What Should Families Ask When Visiting Saline Care Nursing & Rehab?

Based on this facility's data, families visiting should ask: "What changes have been made since the serious inspection findings, and how are you preventing similar issues?" "Can you walk me through typical staffing levels on day, evening, and night shifts?" "Can I visit during a mealtime to observe dining assistance and food quality?" "How do you handle medical emergencies, and what is your hospital transfer rate?" These questions are particularly relevant given the facility's Immediate Jeopardy citations and the below-average staffing rating.

Is Saline Care Nursing & Rehab Safe?

Based on CMS inspection data, SALINE CARE NURSING & REHAB has documented safety concerns. Inspectors have issued 1 Immediate Jeopardy citation (the most serious violation level indicating risk of serious injury or death). The facility has a 3-star overall rating and ranks #1 of 100 nursing homes in Illinois. Families considering this facility should ask detailed questions about what corrective actions have been taken since these incidents.

Do Nurses at Saline Care Nursing & Rehab Stick Around?

SALINE CARE NURSING & REHAB has not reported staff turnover data to CMS. Staff turnover matters because consistent caregivers learn residents' individual needs, medications, and preferences. When staff frequently change, this institutional knowledge is lost. Families should ask the facility directly about their staff retention rates and average employee tenure.

Was Saline Care Nursing & Rehab Ever Fined?
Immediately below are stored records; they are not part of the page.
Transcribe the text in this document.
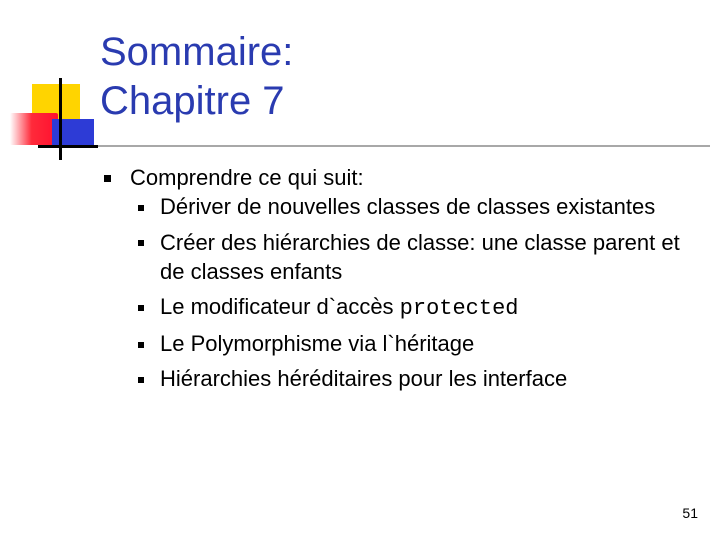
Sommaire:
Chapitre 7
Comprendre ce qui suit:
Dériver de nouvelles classes de classes existantes
Créer des hiérarchies de classe: une classe parent et de classes enfants
Le modificateur d`accès protected
Le Polymorphisme via l`héritage
Hiérarchies héréditaires pour les interface
51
SALINE CARE NURSING & REHAB has been fined $67,538 across 1 penalty action. This is above the Illinois average of $33,754. Fines in this range indicate compliance issues significant enough for CMS to impose meaningful financial consequences. Common causes include delayed correction of deficiencies, repeat violations, or care failures affecting resident safety. Families should ask facility leadership what changes have been made since these penalties.

Is Saline Care Nursing & Rehab on Any Federal Watch List?

SALINE CARE NURSING & REHAB is not on any federal watch list. The most significant is the Special Focus Facility (SFF) program, which identifies the bottom 1% of nursing homes nationally based on persistent, serious quality problems. Not being on this list means the facility has avoided the pattern of deficiencies that triggers enhanced federal oversight. This is a positive indicator, though families should still review the facility's inspection history directly.